3. Initialize a variable called currentSum to store the sum of the current subarray. Set its initial value to the first element of the array, A[0].
4. Start iterating through the array using the right pointer until it reaches the end.
5. In each iteration:
   • Add the value at the right pointer to the currentSum. This represents extending the current subarray by including the current element.
   • Check if currentSum is equal to the target sum S. If it is, we have found a subarray with the desired sum.
     • In this case, add the left and right indices to the result ArrayList (1-based indexing) and return the result.
   • If currentSum is less than the target sum S, move the right pointer to the next element and update currentSum accordingly.
   • If currentSum is greater than the target sum S, move the left pointer to the next element and subtract the value at the left pointer from currentSum. This represents reducing the subarray sum by excluding the element at the left pointer.
   • Repeat steps 5-7 until the right pointer reaches the end of the array.
6. If no subarray with sum S is found, return an ArrayList containing a single element -1 to indicate that no such subarray exists.

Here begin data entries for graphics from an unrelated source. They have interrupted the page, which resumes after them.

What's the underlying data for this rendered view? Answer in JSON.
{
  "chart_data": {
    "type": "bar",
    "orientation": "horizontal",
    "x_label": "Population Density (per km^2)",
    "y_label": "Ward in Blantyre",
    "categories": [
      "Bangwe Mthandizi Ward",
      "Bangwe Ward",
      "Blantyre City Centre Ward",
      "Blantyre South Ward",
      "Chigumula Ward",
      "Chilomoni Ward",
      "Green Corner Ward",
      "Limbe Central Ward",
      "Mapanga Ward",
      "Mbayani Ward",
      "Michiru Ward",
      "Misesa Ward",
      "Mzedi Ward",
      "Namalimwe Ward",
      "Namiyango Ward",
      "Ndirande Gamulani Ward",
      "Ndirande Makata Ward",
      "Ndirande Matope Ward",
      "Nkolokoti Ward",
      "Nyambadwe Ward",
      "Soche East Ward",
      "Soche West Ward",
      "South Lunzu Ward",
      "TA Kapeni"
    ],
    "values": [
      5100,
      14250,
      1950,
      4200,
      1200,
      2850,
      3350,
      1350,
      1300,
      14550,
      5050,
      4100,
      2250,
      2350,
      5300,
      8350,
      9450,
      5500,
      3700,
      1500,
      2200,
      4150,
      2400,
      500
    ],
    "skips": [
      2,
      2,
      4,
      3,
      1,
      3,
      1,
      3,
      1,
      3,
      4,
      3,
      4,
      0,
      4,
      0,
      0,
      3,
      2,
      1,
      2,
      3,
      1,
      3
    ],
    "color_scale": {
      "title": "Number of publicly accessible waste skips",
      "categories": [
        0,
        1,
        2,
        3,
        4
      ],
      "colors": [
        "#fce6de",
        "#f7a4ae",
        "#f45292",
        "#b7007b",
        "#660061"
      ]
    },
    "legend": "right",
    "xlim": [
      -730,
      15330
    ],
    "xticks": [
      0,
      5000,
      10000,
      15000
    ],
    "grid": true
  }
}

By using the sliding window technique, we maintain a window that slides through the array, adjusting its size based on the comparison of the current sum with the target sum. This approach has a time complexity of O(N) since we only iterate through the array once.

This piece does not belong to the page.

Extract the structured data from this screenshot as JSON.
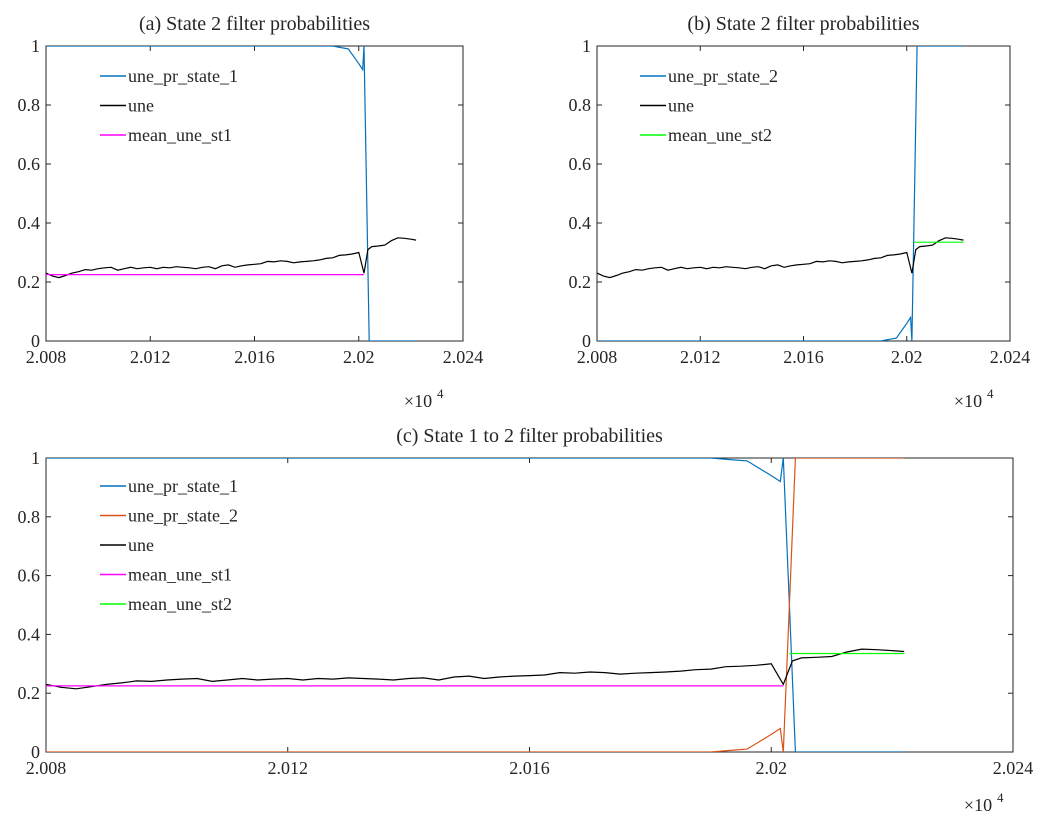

Consider the following array: [1, 2, 3, 7, 5] and the target sum S = 12.

Array: [1, 2, 3, 7, 5]
Indices: 1 2 3 4 5

Current Window: [2, 3, 7]
Current Sum: 12

Finally, the current sum becomes equal to the target sum (12 == 12). We have found a subarray that adds up to the given sum. The left index is 2, and the right index is 4. So, the subarray with the sum 12 is [2, 3, 7].Therefore, the expected output for this example would be 2 4

The Kotlin code for the “Subarray with Given Sum” problem:

fun subarraySum(arr: IntArray, targetSum: Int): Pair<Int, Int> {
    var left = 0
    var right = 0
    var currentSum = arr[0]

    while (right < arr.size) {
        when {
            currentSum == targetSum -> return Pair(left + 1, right + 1)
            currentSum < targetSum -> {
                right++
                if (right < arr.size) {
                    currentSum += arr[right]
                }
            }
            else -> {
                currentSum -= arr[left]
                left++
            }
        }
    }

    return Pair(-1, -1)
}

fun main() {
    val arr = intArrayOf(1, 2, 3, 7, 5)
    val targetSum = 12

    val (left, right) = subarraySum(arr, targetSum)

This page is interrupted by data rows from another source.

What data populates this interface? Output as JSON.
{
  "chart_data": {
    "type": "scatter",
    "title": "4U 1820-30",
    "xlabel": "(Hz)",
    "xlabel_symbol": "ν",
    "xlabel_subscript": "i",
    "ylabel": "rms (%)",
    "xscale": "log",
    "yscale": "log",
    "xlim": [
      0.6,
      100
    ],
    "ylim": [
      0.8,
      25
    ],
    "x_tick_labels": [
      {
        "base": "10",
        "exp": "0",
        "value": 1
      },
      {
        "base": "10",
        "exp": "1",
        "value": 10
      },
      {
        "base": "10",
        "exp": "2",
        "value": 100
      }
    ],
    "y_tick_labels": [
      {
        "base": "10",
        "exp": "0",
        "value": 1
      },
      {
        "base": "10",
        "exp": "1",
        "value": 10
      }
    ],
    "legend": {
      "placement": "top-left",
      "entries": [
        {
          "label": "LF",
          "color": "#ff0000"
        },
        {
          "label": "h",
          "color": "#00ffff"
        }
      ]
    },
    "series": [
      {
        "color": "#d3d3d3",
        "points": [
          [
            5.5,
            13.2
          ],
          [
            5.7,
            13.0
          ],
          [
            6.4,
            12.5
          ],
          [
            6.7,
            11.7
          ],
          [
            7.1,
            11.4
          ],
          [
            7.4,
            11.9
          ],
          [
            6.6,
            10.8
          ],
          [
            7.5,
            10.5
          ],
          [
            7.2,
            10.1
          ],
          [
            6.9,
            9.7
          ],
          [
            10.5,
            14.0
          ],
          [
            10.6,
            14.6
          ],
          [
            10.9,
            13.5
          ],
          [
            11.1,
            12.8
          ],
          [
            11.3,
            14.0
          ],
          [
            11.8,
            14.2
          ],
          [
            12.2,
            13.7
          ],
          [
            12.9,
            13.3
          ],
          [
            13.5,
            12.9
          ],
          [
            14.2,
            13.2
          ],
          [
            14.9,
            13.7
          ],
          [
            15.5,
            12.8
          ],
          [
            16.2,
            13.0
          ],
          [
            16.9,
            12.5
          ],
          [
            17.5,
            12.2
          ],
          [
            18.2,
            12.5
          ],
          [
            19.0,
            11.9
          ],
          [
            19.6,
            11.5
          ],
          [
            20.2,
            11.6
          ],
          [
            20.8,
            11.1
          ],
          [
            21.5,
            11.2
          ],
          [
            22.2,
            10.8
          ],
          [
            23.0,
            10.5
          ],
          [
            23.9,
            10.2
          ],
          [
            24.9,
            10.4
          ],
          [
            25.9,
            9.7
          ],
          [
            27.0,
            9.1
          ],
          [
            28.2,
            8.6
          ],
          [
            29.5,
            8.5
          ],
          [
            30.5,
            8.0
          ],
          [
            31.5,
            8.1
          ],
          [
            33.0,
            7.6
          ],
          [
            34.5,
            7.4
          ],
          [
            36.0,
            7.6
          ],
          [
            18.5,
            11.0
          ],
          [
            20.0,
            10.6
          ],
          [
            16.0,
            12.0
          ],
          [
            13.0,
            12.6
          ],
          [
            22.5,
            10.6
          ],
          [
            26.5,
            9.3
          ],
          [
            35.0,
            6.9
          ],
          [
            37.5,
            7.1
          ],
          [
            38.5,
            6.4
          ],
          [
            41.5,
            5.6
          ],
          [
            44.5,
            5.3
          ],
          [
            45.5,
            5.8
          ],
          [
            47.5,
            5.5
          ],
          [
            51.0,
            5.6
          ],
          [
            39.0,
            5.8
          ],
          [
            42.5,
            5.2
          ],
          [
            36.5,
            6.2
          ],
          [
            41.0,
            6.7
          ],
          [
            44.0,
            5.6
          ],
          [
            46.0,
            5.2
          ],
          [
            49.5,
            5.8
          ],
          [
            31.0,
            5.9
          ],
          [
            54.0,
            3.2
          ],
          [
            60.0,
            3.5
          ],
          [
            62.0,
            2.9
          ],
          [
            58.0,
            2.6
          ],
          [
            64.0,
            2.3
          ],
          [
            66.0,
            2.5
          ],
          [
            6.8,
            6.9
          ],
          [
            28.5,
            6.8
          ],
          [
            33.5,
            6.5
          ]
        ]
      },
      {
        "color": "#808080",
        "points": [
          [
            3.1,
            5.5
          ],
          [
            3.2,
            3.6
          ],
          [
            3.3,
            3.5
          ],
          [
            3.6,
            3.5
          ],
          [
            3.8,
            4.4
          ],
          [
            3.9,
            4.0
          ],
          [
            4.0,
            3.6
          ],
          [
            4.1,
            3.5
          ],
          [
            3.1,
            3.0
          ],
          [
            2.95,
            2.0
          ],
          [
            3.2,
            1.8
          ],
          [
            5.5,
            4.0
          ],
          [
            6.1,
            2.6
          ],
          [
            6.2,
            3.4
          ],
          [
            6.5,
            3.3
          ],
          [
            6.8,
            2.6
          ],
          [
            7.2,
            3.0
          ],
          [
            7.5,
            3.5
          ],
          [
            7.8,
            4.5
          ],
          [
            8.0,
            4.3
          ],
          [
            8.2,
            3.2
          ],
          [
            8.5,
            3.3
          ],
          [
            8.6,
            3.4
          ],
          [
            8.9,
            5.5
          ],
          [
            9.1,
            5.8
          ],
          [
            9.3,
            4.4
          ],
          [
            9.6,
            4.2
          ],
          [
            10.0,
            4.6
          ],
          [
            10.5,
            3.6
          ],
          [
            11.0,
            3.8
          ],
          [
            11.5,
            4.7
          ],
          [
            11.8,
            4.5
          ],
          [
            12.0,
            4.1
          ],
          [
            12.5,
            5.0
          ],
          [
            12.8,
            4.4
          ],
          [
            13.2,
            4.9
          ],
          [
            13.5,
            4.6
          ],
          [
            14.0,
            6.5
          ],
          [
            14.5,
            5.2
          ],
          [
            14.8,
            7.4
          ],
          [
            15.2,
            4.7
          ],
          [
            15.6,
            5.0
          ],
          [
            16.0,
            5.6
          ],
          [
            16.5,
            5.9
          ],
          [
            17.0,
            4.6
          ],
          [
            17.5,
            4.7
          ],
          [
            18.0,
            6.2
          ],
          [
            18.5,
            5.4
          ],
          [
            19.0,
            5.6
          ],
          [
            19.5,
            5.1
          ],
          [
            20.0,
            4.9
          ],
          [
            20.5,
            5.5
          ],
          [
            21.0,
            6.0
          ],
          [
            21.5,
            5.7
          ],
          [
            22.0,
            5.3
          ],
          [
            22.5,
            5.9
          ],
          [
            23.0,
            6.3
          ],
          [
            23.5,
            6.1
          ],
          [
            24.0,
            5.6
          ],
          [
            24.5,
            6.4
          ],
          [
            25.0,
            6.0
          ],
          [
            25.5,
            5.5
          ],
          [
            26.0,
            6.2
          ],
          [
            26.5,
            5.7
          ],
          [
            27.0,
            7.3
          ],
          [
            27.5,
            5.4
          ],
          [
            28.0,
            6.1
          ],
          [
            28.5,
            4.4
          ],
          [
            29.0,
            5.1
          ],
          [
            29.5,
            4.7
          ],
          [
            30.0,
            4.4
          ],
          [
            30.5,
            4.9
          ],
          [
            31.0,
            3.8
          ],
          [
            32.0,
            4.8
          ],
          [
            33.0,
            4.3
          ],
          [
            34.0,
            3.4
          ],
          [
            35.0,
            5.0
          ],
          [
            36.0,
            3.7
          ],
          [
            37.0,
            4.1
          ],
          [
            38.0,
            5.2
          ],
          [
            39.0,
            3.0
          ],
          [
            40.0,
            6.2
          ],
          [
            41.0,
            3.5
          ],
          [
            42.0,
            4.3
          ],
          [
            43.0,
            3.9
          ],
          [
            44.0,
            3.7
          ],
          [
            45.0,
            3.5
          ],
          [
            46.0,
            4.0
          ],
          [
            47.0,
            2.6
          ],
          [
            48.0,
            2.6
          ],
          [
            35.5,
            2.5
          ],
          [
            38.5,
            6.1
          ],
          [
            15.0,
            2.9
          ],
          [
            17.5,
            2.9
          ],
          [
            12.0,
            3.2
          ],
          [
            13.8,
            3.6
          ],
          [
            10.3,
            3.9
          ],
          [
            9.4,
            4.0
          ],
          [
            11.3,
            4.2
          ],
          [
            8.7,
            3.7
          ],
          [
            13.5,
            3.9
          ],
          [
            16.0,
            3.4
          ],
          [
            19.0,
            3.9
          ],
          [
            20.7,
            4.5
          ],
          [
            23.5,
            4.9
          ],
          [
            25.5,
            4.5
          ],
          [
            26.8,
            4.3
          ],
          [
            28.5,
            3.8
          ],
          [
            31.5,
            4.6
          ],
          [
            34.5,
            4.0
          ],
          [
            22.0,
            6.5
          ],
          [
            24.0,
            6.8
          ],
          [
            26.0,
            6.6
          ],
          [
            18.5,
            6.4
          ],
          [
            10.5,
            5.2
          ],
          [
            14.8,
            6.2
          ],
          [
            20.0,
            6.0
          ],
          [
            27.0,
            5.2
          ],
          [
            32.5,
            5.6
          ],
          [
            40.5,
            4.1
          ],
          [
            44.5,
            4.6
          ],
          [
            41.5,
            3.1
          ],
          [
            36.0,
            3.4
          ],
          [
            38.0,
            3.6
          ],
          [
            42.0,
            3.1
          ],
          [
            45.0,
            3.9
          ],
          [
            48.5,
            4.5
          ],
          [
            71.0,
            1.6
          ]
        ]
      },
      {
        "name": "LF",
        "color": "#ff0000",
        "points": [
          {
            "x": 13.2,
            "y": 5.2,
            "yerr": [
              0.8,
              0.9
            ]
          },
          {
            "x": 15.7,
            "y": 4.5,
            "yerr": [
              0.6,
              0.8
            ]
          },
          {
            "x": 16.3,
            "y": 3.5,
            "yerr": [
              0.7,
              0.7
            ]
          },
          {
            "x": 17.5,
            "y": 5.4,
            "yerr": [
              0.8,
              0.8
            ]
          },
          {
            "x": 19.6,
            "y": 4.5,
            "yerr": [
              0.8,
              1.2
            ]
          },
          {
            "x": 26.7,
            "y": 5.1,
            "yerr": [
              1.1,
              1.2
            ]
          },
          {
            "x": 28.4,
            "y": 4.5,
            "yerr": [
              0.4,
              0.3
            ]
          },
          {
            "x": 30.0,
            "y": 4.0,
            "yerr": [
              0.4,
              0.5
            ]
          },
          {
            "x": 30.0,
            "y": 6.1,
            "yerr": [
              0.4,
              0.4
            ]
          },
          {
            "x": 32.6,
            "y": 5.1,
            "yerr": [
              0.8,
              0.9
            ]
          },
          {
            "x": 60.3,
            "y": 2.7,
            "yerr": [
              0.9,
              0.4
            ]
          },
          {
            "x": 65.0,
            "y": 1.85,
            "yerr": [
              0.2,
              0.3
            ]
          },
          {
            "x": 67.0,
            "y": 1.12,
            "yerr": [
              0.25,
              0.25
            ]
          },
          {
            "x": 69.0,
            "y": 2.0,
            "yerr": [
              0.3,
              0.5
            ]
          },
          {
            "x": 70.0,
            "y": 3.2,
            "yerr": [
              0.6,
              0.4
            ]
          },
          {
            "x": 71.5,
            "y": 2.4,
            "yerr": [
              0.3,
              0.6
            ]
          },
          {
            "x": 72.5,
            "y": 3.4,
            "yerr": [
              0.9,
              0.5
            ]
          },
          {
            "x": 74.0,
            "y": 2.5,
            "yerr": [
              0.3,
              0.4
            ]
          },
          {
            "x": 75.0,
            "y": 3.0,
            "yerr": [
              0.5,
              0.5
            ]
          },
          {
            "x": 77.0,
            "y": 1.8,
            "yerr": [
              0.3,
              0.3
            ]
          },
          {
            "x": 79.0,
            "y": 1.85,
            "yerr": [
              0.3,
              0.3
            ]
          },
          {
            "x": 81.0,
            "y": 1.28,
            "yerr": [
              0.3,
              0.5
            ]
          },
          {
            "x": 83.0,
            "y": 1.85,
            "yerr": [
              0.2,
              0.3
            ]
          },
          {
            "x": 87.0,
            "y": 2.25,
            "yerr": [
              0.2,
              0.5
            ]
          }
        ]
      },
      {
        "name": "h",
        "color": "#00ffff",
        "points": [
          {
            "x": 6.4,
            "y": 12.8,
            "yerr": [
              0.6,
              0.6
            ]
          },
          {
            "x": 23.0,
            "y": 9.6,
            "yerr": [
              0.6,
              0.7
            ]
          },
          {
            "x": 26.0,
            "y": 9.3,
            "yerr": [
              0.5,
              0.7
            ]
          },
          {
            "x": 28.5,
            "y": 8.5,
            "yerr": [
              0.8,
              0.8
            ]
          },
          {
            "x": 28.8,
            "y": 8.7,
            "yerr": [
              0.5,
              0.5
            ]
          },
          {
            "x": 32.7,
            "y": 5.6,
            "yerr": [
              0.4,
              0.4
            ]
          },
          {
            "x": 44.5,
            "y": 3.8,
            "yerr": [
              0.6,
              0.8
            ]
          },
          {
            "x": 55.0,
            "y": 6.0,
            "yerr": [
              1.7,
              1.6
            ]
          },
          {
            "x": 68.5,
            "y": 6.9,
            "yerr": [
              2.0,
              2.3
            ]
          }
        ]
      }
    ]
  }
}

    if (left == -1 && right == -1) {
        println("No subarray with sum $targetSum found.")
    } else {
        println("Subarray with sum $targetSum found at indices: $left to $right")
    }
}

1. The subarraySum function takes an array arr of integers and a target sum targetSum as input. It returns a Pair containing the left and right indices of the subarray with the given sum.
2. The function initializes the left and right variables to 0, representing the starting indices of the subarray window.
3. The currentSum variable is initialized with the value of the first element in the array, arr[0].
4. The while loop continues until the right pointer reaches the end of the array.
5. Inside the loop, there’s a when statement that handles three cases:
   • If currentSum is equal to the targetSum, it means we have found a subarray with the desired sum. In this case, the function returns a Pair containing the left and right indices of the subarray, incremented by 1 to match the 1-based indexing.
   • If currentSum is less than the targetSum, we need to expand the window. The right pointer is incremented, and the value at the new right position is added to the currentSum.
   • If currentSum is greater than the targetSum, we need to shrink the window. The left pointer is incremented, and the value at the left position is subtracted from the currentSum.
6. If the loop finishes without finding a subarray with the desired sum, the function returns a Pair containing -1 for both the left and right indices, indicating that no such subarray exists.
7. The main function demonstrates the usage of the subarraySum function. It initializes an example array and target sum.
8. The subarraySum function is called with the array and target sum, and the returned left and right indices are stored in variables left and right.
9. If the left and right indices are both -1, it means no subarray with the sum exists, and an appropriate message is printed.
10. If the left and right indices are not -1, it means a subarray with the sum was found, and a message displaying the indices is printed.

The time complexity of the code is O(N), where N is the length of the input array.

The while loop iterates through the array once, with both the left and right pointers moving at most N steps. Therefore, the time complexity of the code is linear with respect to the size of the input array.

The space complexity of the code is O(1), which means it uses constant space. The space requirements do not depend on the size of the input array. The code only uses a few integer variables to keep track of indices and the current sum, so the space complexity remains constant regardless of the input size.